According to researchers, a new form of AI has the ability of saving one hour of testing per patient, in particular those with stable chest pain.
Artificial intelligence (AI) could prevent unnecessary diagnostic tests in patients with stable chest pain, according to research presented at The International Conference on Nuclear Cardiology and Cardiac CT (ICNC) 2019.
The super brain support system
Study author Dr Marco Mazzanti, of the Royal Brompton Hospital, London, UK, said: “We know that doctors over test patients and ignore recommendations about when a test justified about two-thirds of the time. Our ‘super brain’ decision support system, called ARTICA, strictly follows ESC guidelines and does not advise unnecessary examinations.”
The study enrolled 982 patients with stable chest pain, a frequent cause of visits to emergency departments and general practitioners.
The researchers compared decisions on which tests to perform made by a cardiologist and by ARTICA on the same day. ARTICA advised no further testing in 658 (67%) patients whereas a cardiologist decided that only 45 (4.6%) patients did not need more tests.
A computed tomography angiography (CTA) scan showed that 639 (97%) of the patients ARTICA said did not need tests had no significant coronary artery disease, meaning the decision was correct. Avoiding these tests would save staff one hour and patients two hours on average.
The potential to save costs and time
Mazzanti adds: “AI has the potential to save costs and staff time by identifying patients with chest pain who do not have significant coronary artery disease and therefore do not need expensive cardiac imaging.”
“As doctors we order a lot of tests which cost a lot of money and waste time. ARTICA is like a second set of eyes to make sure we follow recommendations.”
He noted that ARTICA recommended exercise testing or functional imaging for 224 (23%) patients while cardiologists recommended it for just 100 (10%) patients.

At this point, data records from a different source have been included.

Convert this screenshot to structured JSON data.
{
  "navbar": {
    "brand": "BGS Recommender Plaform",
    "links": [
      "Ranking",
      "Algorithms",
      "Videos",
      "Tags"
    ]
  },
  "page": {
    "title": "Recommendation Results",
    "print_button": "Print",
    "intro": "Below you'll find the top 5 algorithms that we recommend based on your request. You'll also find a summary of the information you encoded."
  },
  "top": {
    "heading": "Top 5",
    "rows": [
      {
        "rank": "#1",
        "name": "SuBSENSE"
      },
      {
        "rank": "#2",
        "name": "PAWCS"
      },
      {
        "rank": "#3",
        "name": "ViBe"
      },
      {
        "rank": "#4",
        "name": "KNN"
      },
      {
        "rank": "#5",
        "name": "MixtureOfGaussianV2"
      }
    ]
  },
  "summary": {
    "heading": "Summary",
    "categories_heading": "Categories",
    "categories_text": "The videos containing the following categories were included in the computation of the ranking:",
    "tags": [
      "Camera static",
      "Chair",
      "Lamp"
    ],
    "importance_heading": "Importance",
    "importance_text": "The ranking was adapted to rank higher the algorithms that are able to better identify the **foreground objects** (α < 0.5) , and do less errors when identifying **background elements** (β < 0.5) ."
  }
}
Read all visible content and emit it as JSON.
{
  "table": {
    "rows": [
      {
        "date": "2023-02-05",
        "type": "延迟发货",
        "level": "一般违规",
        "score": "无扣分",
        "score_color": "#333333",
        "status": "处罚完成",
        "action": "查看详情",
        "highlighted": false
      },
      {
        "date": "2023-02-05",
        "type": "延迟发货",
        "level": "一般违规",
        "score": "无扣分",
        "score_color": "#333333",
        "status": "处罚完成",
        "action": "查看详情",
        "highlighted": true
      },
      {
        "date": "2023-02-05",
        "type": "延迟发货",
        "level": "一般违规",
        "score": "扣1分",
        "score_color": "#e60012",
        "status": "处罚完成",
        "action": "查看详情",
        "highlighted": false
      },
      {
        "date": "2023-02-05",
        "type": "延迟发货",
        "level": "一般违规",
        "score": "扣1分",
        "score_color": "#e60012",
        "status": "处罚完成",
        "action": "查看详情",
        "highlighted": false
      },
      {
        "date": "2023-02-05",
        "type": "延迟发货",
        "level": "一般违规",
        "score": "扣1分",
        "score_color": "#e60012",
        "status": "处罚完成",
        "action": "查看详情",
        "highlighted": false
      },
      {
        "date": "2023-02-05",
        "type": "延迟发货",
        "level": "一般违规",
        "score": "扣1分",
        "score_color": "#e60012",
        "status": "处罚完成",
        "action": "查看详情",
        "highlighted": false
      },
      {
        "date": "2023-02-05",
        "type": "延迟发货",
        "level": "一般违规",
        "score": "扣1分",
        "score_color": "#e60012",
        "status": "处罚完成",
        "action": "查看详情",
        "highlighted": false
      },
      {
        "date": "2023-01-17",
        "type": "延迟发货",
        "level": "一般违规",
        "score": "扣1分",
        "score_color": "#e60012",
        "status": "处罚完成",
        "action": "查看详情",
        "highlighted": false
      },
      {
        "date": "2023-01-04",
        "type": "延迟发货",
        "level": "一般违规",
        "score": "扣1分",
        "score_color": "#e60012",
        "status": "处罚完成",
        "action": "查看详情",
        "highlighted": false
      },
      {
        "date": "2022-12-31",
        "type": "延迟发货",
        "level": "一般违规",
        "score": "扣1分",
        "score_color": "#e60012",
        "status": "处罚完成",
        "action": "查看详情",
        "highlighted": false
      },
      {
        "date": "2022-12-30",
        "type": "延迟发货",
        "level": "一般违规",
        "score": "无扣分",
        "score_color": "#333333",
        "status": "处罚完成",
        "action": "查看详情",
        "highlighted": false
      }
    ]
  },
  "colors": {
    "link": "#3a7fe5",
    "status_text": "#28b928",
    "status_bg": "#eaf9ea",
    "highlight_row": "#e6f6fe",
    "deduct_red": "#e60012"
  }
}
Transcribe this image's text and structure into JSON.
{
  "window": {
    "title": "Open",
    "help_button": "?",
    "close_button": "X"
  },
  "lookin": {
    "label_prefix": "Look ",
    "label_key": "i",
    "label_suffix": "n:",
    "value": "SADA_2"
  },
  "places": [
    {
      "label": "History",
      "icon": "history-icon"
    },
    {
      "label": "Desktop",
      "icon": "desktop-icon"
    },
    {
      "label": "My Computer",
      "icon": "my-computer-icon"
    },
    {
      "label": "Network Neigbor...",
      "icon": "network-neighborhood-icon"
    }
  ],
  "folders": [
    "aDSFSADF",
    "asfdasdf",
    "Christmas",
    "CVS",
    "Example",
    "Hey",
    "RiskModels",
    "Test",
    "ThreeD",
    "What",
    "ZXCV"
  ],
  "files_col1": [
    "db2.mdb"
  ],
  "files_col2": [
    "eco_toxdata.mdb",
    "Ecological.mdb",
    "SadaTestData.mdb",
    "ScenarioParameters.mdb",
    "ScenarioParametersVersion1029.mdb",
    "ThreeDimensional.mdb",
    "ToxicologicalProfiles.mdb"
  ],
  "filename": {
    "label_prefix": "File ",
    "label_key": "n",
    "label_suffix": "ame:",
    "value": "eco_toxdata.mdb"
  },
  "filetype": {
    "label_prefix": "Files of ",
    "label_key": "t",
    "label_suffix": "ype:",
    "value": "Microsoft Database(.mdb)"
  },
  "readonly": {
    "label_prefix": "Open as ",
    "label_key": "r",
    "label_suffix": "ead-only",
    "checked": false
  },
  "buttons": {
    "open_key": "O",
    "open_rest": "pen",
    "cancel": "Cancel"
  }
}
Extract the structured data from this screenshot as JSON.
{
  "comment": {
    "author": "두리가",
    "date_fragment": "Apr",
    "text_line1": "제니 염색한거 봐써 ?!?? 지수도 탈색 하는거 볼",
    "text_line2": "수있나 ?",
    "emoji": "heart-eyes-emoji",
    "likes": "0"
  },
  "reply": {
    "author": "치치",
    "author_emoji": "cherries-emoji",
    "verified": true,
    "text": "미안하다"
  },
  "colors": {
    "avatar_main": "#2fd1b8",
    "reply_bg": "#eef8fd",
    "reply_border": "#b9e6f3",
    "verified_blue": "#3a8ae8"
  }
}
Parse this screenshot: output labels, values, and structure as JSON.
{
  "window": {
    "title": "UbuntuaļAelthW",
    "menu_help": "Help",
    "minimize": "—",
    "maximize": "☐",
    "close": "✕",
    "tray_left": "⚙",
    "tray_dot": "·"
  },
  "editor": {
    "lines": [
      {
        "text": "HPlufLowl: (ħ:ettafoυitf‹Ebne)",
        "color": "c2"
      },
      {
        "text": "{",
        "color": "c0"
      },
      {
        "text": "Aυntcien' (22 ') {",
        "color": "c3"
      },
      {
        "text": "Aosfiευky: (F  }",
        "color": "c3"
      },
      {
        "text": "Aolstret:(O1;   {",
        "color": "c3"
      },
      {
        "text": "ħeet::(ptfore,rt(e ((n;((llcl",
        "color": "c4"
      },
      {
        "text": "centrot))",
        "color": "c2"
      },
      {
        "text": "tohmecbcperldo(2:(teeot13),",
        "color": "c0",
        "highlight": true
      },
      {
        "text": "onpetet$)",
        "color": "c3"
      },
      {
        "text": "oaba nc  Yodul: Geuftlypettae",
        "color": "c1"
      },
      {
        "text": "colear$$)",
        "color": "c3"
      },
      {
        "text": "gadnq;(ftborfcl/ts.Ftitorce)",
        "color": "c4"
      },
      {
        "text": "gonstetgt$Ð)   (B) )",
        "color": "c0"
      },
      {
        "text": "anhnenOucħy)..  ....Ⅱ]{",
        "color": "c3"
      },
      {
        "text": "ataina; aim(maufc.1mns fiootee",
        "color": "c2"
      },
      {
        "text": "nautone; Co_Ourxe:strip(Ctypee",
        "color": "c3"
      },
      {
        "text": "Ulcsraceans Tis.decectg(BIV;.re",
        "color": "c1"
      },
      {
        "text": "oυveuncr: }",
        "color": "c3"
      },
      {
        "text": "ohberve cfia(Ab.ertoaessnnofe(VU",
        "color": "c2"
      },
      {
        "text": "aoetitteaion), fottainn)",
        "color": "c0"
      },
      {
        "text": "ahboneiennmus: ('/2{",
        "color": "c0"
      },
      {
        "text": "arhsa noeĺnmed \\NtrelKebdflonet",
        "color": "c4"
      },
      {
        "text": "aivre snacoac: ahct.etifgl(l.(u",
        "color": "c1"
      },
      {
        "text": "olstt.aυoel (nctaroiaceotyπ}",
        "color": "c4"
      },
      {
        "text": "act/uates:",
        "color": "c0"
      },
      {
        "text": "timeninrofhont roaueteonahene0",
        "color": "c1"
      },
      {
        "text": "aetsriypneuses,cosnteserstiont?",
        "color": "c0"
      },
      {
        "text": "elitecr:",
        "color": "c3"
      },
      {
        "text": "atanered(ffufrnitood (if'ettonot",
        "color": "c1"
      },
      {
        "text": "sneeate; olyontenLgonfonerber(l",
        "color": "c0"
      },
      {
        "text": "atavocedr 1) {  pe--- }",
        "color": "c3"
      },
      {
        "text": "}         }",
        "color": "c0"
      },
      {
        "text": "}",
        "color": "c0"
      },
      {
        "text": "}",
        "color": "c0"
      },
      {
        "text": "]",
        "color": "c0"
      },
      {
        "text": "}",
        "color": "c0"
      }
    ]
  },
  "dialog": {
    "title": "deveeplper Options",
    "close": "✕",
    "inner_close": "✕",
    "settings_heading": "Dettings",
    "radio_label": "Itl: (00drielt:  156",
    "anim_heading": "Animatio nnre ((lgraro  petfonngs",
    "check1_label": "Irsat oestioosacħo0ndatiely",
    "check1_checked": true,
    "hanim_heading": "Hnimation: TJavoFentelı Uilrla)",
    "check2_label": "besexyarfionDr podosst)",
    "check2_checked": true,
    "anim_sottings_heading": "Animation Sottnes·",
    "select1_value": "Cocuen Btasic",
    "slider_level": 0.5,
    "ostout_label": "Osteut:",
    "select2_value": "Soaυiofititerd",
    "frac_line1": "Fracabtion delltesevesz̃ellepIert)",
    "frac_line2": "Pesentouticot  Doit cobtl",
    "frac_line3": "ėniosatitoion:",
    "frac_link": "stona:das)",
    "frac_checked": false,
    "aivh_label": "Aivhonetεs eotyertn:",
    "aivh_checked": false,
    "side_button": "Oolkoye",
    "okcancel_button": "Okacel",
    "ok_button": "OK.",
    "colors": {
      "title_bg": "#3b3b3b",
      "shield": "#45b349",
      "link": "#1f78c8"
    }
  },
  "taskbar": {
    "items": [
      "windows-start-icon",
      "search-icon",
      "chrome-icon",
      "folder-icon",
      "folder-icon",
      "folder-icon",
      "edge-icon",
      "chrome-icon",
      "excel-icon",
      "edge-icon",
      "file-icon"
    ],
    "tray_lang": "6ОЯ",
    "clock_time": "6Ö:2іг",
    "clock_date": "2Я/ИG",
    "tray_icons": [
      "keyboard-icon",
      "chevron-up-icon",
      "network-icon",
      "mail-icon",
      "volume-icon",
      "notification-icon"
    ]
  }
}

“We know that when ARTICA says don’t do a test it is almost 100% right because the CTA scan confirmed no blocked arteries,” said Mazzanti. “When ARTICA decides a test is needed, we are less certain that this is correct. By adding more data to the super brain these decisions will become more accurate and enable us to deliver more personalised care.”
More about ARTICA
ARTICA, which stands for ARTificial Intelligence for clinical Cardiac nAvigation, is a decision support system created by the researchers. It uses machine learning, a type of AI, to make decisions that adhere to recommended practice.
The researchers inputted guidelines for patients with stable chest pain and routinely collected medical data. A machine learning algorithm analysed the information repeatedly until it learned to identify who needed a test (and which test) and who did not.